Residents will be surveyed about their waste production and appropriately sized toters will be distributed. Andrew Bozzuto of John’s Refuse was on hand to answer several questions and explain the process. Councilwoman Joanne Wentworth worried about residents being about to handle the containers.
“They’re basically plastic barrels with wheels so residents can roll them in and out very easily,” said Bozzuto. “Right now about 30 percent of residents have come and purchased our barrels.”
Bozzuto said John’s Refuse would purchase the 9,000 barrels at a cost of about $500,000, pointing out that, with the town owning the barrels at the end of the contract, “I’m less than I was before. I want to provide you with barrels at the end of the contract because I’m a true town resident and care about the future of the town.”
Several Council members wondered about the amount of trash and what would happen if there’s more trash than fits in the toters or how bulky items are disposed of.
“We take it all,” said Bozzuto. “We’re responsible for everything on the curb.”
Councilman Vin Caprio saw many benefits to the automated collection.
“It will keep the town a lot neater,” he said. “Since automated is not going to cost us any more money, it’s definitely the way to go.”
Bozzuto also shared his excitement for the future of the town’s recycling program, saying that “up to 75 percent of what we put in there is recyclable. I cannot wait to take our schools and make them the example of how much we can recover.”
Branigan stated that 15 percent of the town’s solid waste is generated by the schools, accounting for about $100,000 of the tipping fees.
“If we’re taking the tonnage to Covanta and the vendor is just picking it up, there’s no incentive for the vendor to recycle,” said Branigan. “[With a collection and disposal contract], the more they can recycle, the more they save.”
While Bozzuto alleviated most of the Council’s concerns about the actual collection, most members expressed frustration in the process.
“It’s a lot to ask us to look at this for five minutes and then vote on it,” said Deputy Mayor Al Rose. “The trash sub-committee was appointed to handle the complaints, not handle the bids. I don’t know how we got to where we are tonight without having the Councilors who are responsible for raising the taxes being more informed.”
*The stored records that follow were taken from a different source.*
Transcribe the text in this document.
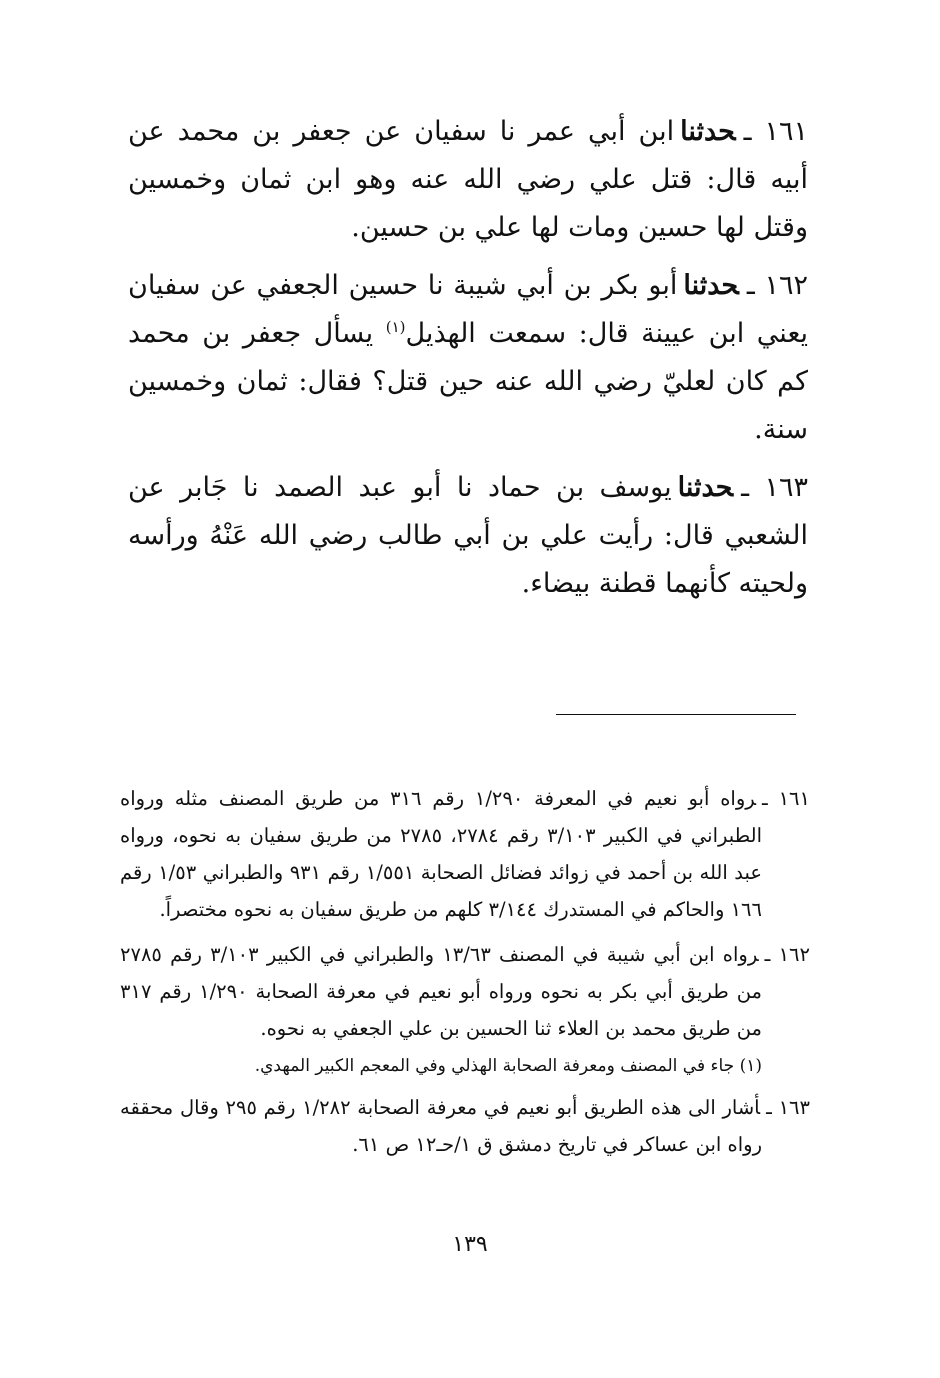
١٦١ ـحدثناابن أبي عمر نا سفيان عن جعفر بن محمد عن أبيه قال: قتل علي رضي الله عنه وهو ابن ثمان وخمسين وقتل لها حسين ومات لها علي بن حسين.

١٦٢ ـحدثناأبو بكر بن أبي شيبة نا حسين الجعفي عن سفيان يعني ابن عيينة قال: سمعت الهذيل$^{(١)}$ يسأل جعفر بن محمد كم كان لعليّ رضي الله عنه حين قتل؟ فقال: ثمان وخمسين سنة.

١٦٣ ـحدثنايوسف بن حماد نا أبو عبد الصمد نا جَابر عن الشعبي قال: رأيت علي بن أبي طالب رضي الله عَنْهُ ورأسه ولحيته كأنهما قطنة بيضاء.

١٦١ ـرواه أبو نعيم في المعرفة ١/٢٩٠ رقم ٣١٦ من طريق المصنف مثله ورواه الطبراني في الكبير ٣/١٠٣ رقم ٢٧٨٤، ٢٧٨٥ من طريق سفيان به نحوه، ورواه عبد الله بن أحمد في زوائد فضائل الصحابة ١/٥٥١ رقم ٩٣١ والطبراني ١/٥٣ رقم ١٦٦ والحاكم في المستدرك ٣/١٤٤ كلهم من طريق سفيان به نحوه مختصراً.

١٦٢ ـرواه ابن أبي شيبة في المصنف ١٣/٦٣ والطبراني في الكبير ٣/١٠٣ رقم ٢٧٨٥ من طريق أبي بكر به نحوه ورواه أبو نعيم في معرفة الصحابة ١/٢٩٠ رقم ٣١٧ من طريق محمد بن العلاء ثنا الحسين بن علي الجعفي به نحوه.

(١) جاء في المصنف ومعرفة الصحابة الهذلي وفي المعجم الكبير المهدي.

١٦٣ ـأشار الى هذه الطريق أبو نعيم في معرفة الصحابة ١/٢٨٢ رقم ٢٩٥ وقال محققه رواه ابن عساكر في تاريخ دمشق ق ١/حـ١٢ ص ٦١.

١٣٩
Rose stated he does not recall the item being brought before the Council, while Council member Rose Angeloni pointed out it was in a packet before one of the previous meetings.
“I don’t call that presenting it to the Councilors,” said Rose.
Branigan responded that a copy was sent to the Council and that “we needed an objective way to examine the proposals in black and white so the form that looks like this was easiest way to compare them.”
He also explained that the process of finding a new provider began three years ago after the previous contractor was fired and John’s Refuse was hired to carry out the contract until June 30, 2012, when the CRRA contract expired.
There was then confusion on the vendor’s insurance with Branigan explaining that the reason the insurance is not in place yet is because John’s Refuse would need to add a coverage to their insurance should they be selected to handle the disposal end as well.